On Fri, Apr 23, 2004 at 06:00:09PM -0400, gabriel wrote:
> sorry to rain on everyone's history less (as interesting as it is... i had no 
> idea this issue went so far back)  i have to ask.  when then are we going to 
> abandon this very, very old obsolete standard?  i understand that there's 
> still a great many users on this list and elsewhere using mutt and pine etc. 
> but why don't those programs compensate for 80+ character lines?  wouldn't 
> this help the rest of us get out of this nearly century-old restriction?

Do realise that even if the sender does not wrap to 66 characters,
your mail client _should_.  Why?  Because it's easier to read.
With more than about 66 characters to a line, your eyes start to
have trouble flipping from one side of the paragraph to the other.
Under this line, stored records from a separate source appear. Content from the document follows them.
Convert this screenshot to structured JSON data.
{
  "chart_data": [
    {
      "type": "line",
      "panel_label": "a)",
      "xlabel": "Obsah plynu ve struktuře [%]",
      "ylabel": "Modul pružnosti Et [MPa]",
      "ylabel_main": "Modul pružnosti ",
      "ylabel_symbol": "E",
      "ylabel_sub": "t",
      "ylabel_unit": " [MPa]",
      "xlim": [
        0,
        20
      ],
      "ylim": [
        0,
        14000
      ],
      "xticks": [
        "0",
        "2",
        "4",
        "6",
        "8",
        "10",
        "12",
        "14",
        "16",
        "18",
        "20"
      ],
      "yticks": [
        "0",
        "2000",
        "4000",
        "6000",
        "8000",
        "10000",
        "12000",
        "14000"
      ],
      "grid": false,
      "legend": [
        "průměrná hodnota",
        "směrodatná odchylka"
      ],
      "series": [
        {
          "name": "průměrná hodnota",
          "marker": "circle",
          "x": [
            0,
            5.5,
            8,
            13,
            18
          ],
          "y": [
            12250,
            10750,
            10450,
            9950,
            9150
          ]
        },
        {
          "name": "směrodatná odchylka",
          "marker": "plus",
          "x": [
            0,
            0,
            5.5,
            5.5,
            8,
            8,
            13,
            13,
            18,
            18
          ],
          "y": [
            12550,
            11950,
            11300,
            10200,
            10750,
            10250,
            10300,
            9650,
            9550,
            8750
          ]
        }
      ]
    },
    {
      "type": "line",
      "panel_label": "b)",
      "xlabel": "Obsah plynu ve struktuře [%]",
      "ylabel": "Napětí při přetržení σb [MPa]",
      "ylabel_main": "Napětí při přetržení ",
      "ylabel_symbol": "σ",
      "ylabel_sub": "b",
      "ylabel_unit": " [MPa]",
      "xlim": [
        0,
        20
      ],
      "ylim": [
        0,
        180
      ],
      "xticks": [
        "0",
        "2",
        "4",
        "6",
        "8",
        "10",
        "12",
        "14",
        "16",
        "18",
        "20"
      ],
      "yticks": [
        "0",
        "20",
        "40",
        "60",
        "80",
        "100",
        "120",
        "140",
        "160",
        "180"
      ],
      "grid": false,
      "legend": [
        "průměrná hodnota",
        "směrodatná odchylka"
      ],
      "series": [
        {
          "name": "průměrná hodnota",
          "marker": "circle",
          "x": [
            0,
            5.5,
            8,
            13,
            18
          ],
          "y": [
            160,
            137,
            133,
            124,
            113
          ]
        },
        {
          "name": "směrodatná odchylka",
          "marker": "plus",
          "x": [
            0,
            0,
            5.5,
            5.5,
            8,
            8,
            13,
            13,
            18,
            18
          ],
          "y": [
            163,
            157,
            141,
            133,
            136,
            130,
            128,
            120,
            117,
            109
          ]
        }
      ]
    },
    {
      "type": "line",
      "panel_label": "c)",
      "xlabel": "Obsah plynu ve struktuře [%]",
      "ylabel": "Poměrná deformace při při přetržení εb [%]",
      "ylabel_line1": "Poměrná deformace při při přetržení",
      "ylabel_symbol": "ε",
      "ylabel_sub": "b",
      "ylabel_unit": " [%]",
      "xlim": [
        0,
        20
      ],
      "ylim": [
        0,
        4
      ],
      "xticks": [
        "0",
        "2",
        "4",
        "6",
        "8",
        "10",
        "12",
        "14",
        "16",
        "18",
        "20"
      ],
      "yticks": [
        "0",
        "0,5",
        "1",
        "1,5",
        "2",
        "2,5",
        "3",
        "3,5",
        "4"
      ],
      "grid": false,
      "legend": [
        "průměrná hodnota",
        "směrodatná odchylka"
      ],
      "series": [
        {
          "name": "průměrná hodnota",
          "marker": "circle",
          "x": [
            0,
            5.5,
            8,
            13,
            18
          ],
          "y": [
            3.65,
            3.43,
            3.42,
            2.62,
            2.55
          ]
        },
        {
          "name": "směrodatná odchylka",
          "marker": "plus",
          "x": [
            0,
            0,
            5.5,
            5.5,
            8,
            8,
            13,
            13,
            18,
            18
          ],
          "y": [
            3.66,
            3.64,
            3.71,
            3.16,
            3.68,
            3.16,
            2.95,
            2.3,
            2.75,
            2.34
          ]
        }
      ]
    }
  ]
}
As an experiment, go grab your favourite paperback from the shelf.
Pick a random line.  Count the number of characters in it.  :)
About the only professional publications that you'll find that use fewer
than approximately 66 characters are newspapers or textbooks
written in double-colum format; those documents would have _fewer_
than 66 characters per line.  Newspapers and magazines are written
in such narrow columns to facilitate speedreading.  A good skimmer
actually reads such columns in chunks of three lines or so.
Disturbing, eh?  ;)

So should linewrapping be done at the sending end or at the
receiveing end?  Probably at the receiving end.  It's just that
inline replies get very ugly.  Mail should really move to an XML
format that defines reply levels programattically...though
autoincrementing them might be a bit of a pain, it'd still be
better and allow for each client to display things as the user
prefers.  I'm sure that the > marks really mess with
text-to-speech synthesisers.

(of course they text-to-speech bits work fine, but that's why
blind people pay disgustingly large sums of money for these
programs with attempt to deal with the morass of random data
spewed forth from a plethora of disjointed sources)

My, I'm really getting my rant on today...

-- 
taa

   Indeed, the adolescents and adults responsible for community
   and predatory violence likely developed the emotional,
   behavioral, cognitive and physiological characteristics
   which mediate these violent behaviors as a result of
   intrafamilial violence during childhood.